Tuesday, January 12th 2010, 10:52 pm
NewsOn6.com
TULSA, OK -- Thousands of city employees could find out how budget cuts will affect their jobs tomorrow afternoon.
We're learning balancing the budget could risk safety from school crosswalks to your drive home.
Getting Tulsa out of its $10 Million budget black hole could leave drivers in the dark.
The lights are already out on parts of the Broken Arrow Expressway but public works is talking about shutting them all off including interchanges and Downtown.
"This is only the expressways that are restricted from pedestrian access and bicycles therefore it minimizes the safety issues related to making those cuts," said Charles Hardt, Public Works Director.

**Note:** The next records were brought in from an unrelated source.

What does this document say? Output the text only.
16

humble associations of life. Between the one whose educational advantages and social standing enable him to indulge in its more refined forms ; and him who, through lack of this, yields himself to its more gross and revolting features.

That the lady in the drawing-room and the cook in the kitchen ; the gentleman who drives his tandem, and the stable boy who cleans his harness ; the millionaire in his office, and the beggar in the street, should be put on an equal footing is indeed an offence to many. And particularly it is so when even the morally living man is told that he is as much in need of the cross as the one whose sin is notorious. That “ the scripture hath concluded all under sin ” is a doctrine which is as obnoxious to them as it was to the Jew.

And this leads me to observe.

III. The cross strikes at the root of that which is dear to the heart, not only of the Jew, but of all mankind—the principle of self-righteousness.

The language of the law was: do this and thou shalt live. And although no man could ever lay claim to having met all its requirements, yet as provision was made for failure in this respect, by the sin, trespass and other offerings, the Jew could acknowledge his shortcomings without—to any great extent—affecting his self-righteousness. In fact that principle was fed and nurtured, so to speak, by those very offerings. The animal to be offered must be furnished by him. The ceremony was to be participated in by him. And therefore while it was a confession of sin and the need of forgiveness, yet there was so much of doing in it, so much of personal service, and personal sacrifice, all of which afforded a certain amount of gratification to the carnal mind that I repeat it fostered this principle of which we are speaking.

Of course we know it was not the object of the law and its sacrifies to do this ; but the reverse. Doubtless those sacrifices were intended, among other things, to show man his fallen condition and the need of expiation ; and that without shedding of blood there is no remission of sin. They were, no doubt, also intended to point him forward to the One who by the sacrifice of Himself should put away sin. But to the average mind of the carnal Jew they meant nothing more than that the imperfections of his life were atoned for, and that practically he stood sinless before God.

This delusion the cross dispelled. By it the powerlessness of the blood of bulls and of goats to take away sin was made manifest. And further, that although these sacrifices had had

Robert Cole runs the Oklahoma Driving School, "It's difficult for anybody driving, everything we do is visual and we lose that visibility at night."

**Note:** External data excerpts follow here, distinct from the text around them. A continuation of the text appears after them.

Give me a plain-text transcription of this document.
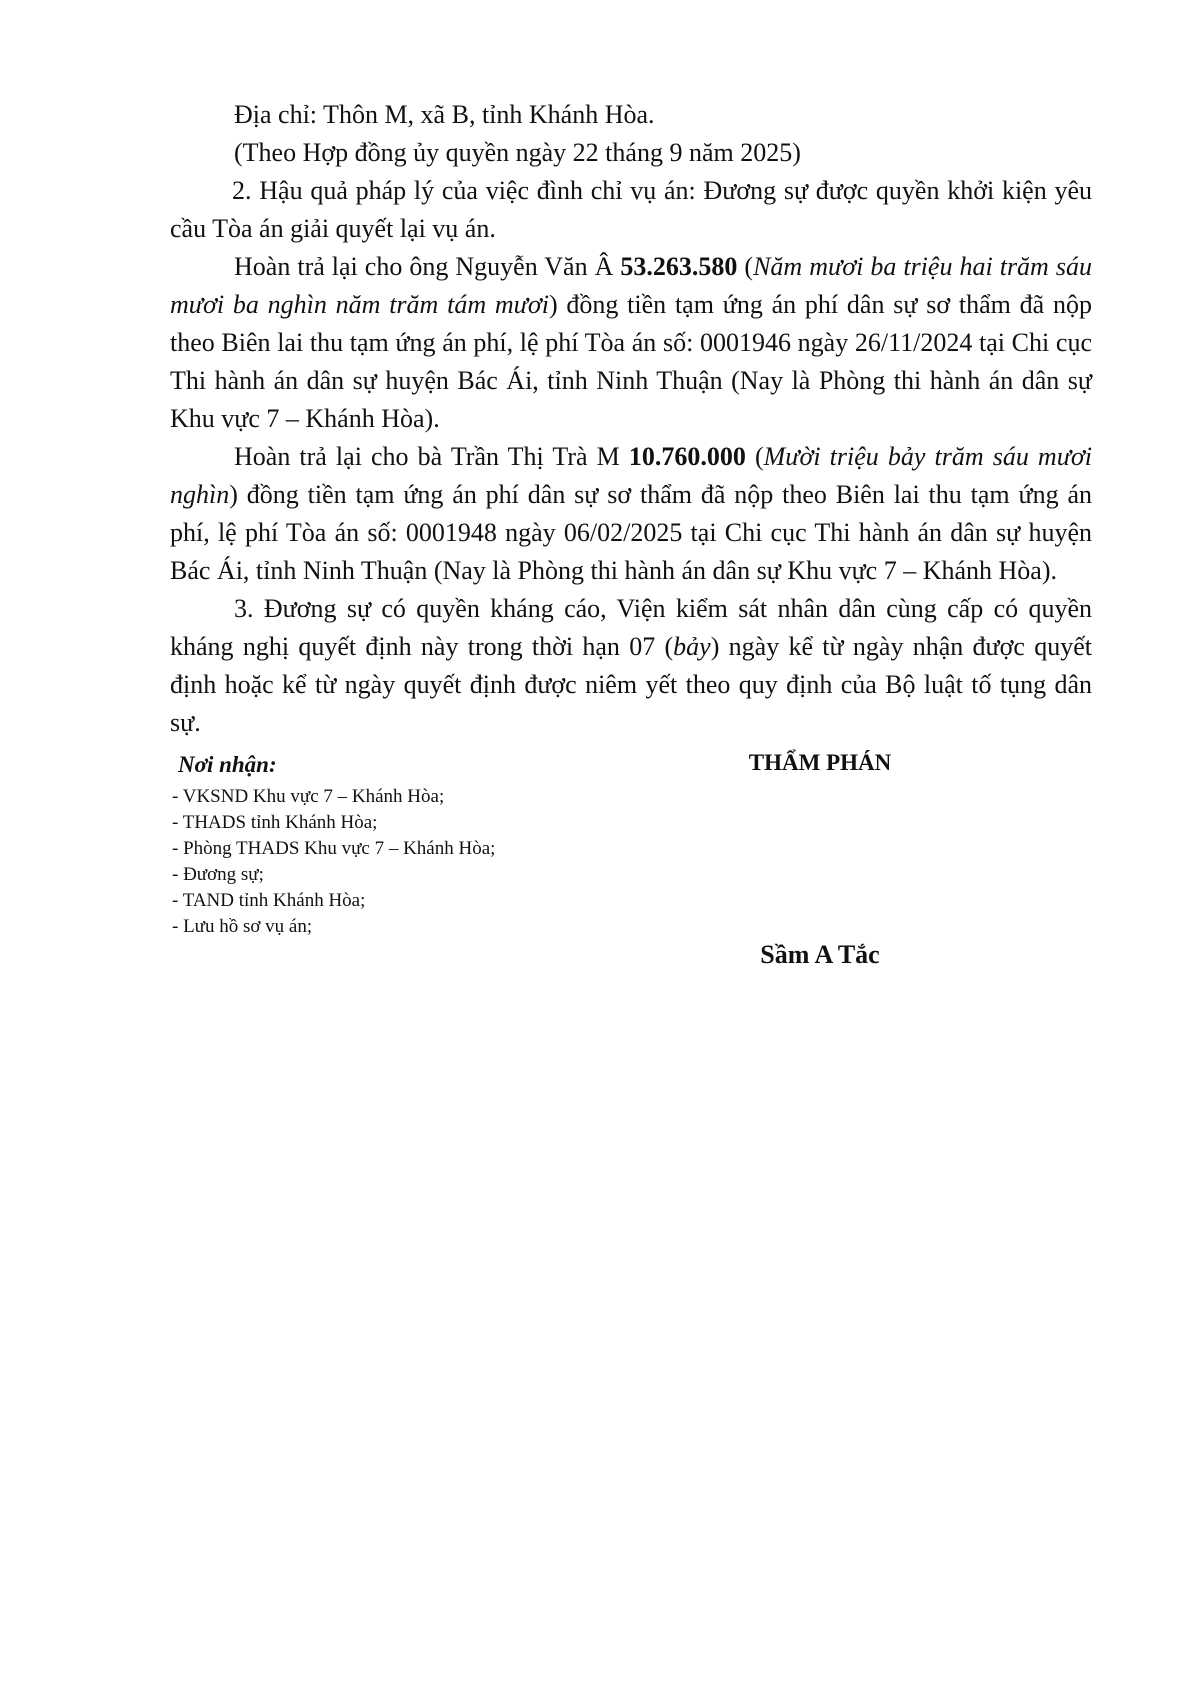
Địa chỉ: Thôn M, xã B, tỉnh Khánh Hòa.

(Theo Hợp đồng ủy quyền ngày 22 tháng 9 năm 2025)

2. Hậu quả pháp lý của việc đình chỉ vụ án: Đương sự được quyền khởi kiện yêu cầu Tòa án giải quyết lại vụ án.

Hoàn trả lại cho ông Nguyễn Văn Â 53.263.580 (Năm mươi ba triệu hai trăm sáu mươi ba nghìn năm trăm tám mươi) đồng tiền tạm ứng án phí dân sự sơ thẩm đã nộp theo Biên lai thu tạm ứng án phí, lệ phí Tòa án số: 0001946 ngày 26/11/2024 tại Chi cục Thi hành án dân sự huyện Bác Ái, tỉnh Ninh Thuận (Nay là Phòng thi hành án dân sự Khu vực 7 – Khánh Hòa).

Hoàn trả lại cho bà Trần Thị Trà M 10.760.000 (Mười triệu bảy trăm sáu mươi nghìn) đồng tiền tạm ứng án phí dân sự sơ thẩm đã nộp theo Biên lai thu tạm ứng án phí, lệ phí Tòa án số: 0001948 ngày 06/02/2025 tại Chi cục Thi hành án dân sự huyện Bác Ái, tỉnh Ninh Thuận (Nay là Phòng thi hành án dân sự Khu vực 7 – Khánh Hòa).

3. Đương sự có quyền kháng cáo, Viện kiểm sát nhân dân cùng cấp có quyền kháng nghị quyết định này trong thời hạn 07 (bảy) ngày kể từ ngày nhận được quyết định hoặc kể từ ngày quyết định được niêm yết theo quy định của Bộ luật tố tụng dân sự.

Nơi nhận:
- VKSND Khu vực 7 – Khánh Hòa;
- THADS tỉnh Khánh Hòa;
- Phòng THADS Khu vực 7 – Khánh Hòa;
- Đương sự;
- TAND tỉnh Khánh Hòa;
- Lưu hồ sơ vụ án;
THẨM PHÁN
Sầm A Tắc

"That's what I worry about right there, pulling over on the shoulder," Cole said.
Cole says just because people are not supposed to walk on the highway, it does not mean there are not people out there and with no lights to guide the way they are hard to see.
"This is where the real danger occurs, not activate their hazard lights."
He says there are two studies proving improper lighting drives up the risk of accidents.
Oklahoma's branch of AAA says they are against decreasing highway lighting but say they do not have any studies to back it up.
ODOT refused to comment at all on city budget issues.
Even Robert Cole says between expressway lights for all and jobs for some; he doesn't know which he'd pick.
"I don't know it's tough to say jobs are important and probably rate over this, you know," Cole said.
The budget cuts would not affect street lighting in neighborhoods or arterial streets.